Я просматриваю недалекое прошлое этого края, как снятую рапидом кинопленку: я вижу, как в 1880-х и 1890-х годах, во время горнопромышленного бума, европейский прогресс громадным валом накатывает на эту нетронутую землю, преобразуя западное побережье и оставляя на нем причудливые маленькие городки вроде Страна, словно удивительные обломки крушения корабля мечты и разбитых надежд. Я вижу, как эту обширную дикую землю на западе Тасмании вдруг заполняют люди. Я вижу их сквозь неоглядные чащобы дождевого леса: они ведут изыскания, вырубают и выжигают огромные лесные участки. В самый разгар великого бума – в 1901 году, или в год образования федерации, природные богатства западного края утекают через здешние порты, взамен же сюда, подобно гигантскому приливу, втекают припасы и оборудование, а заодно сутенеры и шлюхи, спекулянты и бутлегеры, обездоленные, нуждающиеся главным образом в работе, и неудачники, мечтающие попасть в страну, которую они коротко окрестили Австралийским Эльдорадо. В тот год, когда раздавались самодовольные речи, городок Стран гордился тем, что его население составляет две тысячи человек. Но вот пленка мало-помалу замедляется – и, наконец, останавливается на 1940 годе, когда в Стране остается, может, четверть от бывшего населения и нет ни малейших признаков его пополнения: все говорит о том, что население и впредь будет только сокращаться – и, в конце концов, Стран ждет судьба многих других недолговечных горняцких городков и поселков на западном побережье, с их величавыми духовыми оркестрами, клубами «Чудаков»[59], техническими обществами и футбольными командами, доказавших, все как один, что они столь же преходящи, сколь западные шквалы, ибо их великолепные гостиницы и плавильные фабрики канули в торфяники дождевого леса, уже поглотившего такие городки, как Пиллинджер, Кротти, Линчфорд и Типукана.
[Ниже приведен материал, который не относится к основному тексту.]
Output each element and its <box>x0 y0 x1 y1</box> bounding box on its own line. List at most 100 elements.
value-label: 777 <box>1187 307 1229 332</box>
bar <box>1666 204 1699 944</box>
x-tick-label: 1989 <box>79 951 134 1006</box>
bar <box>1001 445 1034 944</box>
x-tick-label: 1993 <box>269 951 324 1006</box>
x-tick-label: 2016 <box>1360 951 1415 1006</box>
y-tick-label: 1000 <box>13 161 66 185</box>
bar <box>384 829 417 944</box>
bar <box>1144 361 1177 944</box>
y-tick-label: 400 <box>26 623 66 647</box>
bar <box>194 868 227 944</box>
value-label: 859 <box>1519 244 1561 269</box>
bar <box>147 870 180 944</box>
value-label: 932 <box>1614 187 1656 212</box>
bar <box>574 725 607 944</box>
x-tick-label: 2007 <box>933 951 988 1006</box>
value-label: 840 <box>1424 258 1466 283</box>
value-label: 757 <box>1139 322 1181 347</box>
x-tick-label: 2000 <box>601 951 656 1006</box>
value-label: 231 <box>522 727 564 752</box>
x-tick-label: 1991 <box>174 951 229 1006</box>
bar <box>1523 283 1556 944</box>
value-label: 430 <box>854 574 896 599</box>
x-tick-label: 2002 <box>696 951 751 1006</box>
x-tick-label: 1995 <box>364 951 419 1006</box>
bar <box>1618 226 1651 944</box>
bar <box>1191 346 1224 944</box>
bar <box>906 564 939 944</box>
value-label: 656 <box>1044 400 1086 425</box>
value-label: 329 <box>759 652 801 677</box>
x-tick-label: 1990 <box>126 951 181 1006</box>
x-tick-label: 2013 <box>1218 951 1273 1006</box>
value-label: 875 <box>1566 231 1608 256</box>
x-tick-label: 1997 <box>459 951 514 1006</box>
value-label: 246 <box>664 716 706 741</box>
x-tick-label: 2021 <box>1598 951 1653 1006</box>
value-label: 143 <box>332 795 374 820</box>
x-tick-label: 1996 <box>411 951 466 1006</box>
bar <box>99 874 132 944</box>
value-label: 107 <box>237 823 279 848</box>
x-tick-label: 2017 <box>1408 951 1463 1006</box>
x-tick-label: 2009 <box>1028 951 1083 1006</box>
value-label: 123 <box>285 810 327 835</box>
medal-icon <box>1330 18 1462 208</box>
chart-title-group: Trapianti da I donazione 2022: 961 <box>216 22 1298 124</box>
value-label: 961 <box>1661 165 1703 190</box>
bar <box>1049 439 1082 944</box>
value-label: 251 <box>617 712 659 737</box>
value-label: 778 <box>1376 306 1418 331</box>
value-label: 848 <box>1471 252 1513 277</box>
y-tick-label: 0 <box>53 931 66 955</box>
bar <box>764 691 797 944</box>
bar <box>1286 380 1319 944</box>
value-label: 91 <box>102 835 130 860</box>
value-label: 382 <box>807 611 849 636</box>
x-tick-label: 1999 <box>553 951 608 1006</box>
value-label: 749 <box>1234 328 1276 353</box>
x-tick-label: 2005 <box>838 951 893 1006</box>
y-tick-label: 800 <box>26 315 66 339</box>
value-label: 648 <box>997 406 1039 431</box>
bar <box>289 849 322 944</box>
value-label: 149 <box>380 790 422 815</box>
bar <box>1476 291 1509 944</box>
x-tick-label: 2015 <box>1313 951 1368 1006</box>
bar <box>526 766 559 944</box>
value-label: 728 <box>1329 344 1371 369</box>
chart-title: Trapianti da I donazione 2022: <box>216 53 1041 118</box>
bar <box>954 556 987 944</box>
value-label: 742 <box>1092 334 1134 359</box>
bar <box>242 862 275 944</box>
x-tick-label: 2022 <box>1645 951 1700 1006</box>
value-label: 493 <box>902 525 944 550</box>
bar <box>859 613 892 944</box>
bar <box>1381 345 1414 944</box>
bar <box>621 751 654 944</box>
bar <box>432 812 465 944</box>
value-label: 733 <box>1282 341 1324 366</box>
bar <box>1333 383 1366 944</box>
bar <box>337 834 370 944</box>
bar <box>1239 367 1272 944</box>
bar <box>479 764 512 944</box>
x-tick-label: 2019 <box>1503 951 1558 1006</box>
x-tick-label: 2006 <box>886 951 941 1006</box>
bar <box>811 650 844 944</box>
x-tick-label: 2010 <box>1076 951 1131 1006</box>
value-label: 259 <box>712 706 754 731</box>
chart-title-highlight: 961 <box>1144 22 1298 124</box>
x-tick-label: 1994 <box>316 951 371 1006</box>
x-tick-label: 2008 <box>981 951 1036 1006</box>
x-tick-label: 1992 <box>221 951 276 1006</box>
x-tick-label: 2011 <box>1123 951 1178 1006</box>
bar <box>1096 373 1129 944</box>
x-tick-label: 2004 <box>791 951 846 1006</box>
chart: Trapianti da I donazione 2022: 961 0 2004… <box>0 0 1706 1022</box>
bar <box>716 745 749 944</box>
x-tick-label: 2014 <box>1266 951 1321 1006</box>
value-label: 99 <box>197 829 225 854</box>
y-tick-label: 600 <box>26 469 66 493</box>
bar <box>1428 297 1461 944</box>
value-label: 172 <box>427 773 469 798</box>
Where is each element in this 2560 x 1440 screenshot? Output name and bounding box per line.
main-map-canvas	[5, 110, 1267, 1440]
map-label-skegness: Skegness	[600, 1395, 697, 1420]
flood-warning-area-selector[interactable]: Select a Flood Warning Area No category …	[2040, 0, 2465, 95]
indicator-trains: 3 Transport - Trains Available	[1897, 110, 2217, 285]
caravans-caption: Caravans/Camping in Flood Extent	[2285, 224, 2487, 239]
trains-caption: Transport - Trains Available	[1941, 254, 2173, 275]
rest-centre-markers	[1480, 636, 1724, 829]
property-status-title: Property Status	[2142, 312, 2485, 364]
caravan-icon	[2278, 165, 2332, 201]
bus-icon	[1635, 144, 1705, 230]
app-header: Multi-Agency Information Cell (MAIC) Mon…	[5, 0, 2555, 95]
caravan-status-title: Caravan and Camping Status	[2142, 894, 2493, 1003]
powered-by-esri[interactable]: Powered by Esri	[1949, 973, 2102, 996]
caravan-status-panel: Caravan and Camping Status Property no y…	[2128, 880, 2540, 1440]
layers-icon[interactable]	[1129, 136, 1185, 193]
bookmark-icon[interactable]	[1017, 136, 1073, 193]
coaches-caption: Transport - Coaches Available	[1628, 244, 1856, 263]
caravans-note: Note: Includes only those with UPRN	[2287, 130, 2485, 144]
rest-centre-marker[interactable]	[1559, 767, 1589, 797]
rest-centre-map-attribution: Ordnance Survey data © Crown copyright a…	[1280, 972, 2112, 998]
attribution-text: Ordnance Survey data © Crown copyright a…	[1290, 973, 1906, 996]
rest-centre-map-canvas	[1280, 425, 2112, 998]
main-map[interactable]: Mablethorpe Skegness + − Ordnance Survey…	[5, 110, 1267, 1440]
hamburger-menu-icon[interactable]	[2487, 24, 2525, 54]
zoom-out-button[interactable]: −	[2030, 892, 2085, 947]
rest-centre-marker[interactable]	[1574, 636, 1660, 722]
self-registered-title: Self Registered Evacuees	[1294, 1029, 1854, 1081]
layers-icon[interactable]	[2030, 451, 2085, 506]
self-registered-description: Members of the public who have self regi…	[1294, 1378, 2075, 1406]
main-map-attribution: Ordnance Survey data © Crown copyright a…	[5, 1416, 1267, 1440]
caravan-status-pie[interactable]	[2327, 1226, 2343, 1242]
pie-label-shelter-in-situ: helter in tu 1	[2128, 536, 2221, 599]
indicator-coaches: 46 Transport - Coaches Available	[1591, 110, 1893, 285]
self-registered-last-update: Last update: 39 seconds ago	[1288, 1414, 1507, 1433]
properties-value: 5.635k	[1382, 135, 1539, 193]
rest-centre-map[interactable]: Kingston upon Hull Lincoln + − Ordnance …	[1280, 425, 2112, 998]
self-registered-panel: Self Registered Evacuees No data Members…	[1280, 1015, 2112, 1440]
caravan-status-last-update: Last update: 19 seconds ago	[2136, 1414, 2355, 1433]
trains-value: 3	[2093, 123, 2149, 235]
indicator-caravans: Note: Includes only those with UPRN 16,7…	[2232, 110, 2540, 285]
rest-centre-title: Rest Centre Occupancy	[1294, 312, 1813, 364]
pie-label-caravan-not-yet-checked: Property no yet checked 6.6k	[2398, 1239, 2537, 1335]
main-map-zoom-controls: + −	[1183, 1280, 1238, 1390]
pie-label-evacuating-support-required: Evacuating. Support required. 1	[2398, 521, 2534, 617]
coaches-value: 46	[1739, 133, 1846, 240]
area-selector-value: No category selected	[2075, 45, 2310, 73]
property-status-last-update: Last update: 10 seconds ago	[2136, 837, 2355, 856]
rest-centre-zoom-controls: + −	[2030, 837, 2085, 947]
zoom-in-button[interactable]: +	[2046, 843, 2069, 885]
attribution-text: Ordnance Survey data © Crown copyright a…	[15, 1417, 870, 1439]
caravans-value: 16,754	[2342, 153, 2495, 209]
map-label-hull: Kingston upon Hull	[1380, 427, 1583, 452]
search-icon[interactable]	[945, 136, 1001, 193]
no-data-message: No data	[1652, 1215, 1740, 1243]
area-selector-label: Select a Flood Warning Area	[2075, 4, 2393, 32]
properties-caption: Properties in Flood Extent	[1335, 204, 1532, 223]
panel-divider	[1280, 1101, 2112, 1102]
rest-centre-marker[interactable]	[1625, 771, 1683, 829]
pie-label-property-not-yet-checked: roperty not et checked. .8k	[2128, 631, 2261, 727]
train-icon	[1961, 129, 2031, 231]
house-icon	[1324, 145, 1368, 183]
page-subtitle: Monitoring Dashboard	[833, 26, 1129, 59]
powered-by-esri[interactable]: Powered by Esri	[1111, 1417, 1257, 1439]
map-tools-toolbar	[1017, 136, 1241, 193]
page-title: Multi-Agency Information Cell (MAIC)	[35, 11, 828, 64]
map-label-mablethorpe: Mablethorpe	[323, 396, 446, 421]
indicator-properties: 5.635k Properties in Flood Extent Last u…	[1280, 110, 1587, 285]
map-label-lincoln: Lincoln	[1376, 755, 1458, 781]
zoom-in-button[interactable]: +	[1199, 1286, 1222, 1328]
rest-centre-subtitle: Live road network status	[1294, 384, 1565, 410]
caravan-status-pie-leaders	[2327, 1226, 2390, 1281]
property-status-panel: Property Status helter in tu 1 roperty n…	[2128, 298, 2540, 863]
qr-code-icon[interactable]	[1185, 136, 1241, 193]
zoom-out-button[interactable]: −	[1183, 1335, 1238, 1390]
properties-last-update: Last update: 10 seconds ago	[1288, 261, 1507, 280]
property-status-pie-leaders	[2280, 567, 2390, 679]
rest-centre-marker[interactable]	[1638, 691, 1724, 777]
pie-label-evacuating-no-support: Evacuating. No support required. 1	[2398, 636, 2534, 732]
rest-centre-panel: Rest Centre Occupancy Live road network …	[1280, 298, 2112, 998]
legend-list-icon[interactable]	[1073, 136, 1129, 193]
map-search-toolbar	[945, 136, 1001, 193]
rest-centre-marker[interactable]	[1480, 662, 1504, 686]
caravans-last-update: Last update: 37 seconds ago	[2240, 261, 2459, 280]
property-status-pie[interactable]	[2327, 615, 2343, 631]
Не то чтобы мирты и щитовники[60]пустили ростки на главной улице Страна. Не то чтобы железнодорожный вагон застрял навеки, повиснув в воздухе, прямо посреди лесной чащобы, как это случилось однажды на берегу бухты Келли[61], где стоял городок, в центре которого располагалась оживленная железнодорожная сортировочная станция. Чернодревесная акация проросла сквозь середину брошенного вагона и за несколько десятков лет, широко разветвившись, приподняла его в воздух аж на целый ярд и удерживала так, поднимая все выше, пока сама росла, пробиваясь к солнечному свету, озарявшему лесной полог, – так что теперь кажется, будто вагон парит среди пышной влажной зелени лептоспермумов, вьющихся растений, миртов и ромбоидальных филлокладусов. Не осталось ни рельсов, ни построек, ни прочих материальных следов некогда кипучей сортировочной станции посреди некогда шумного городка. Ничего.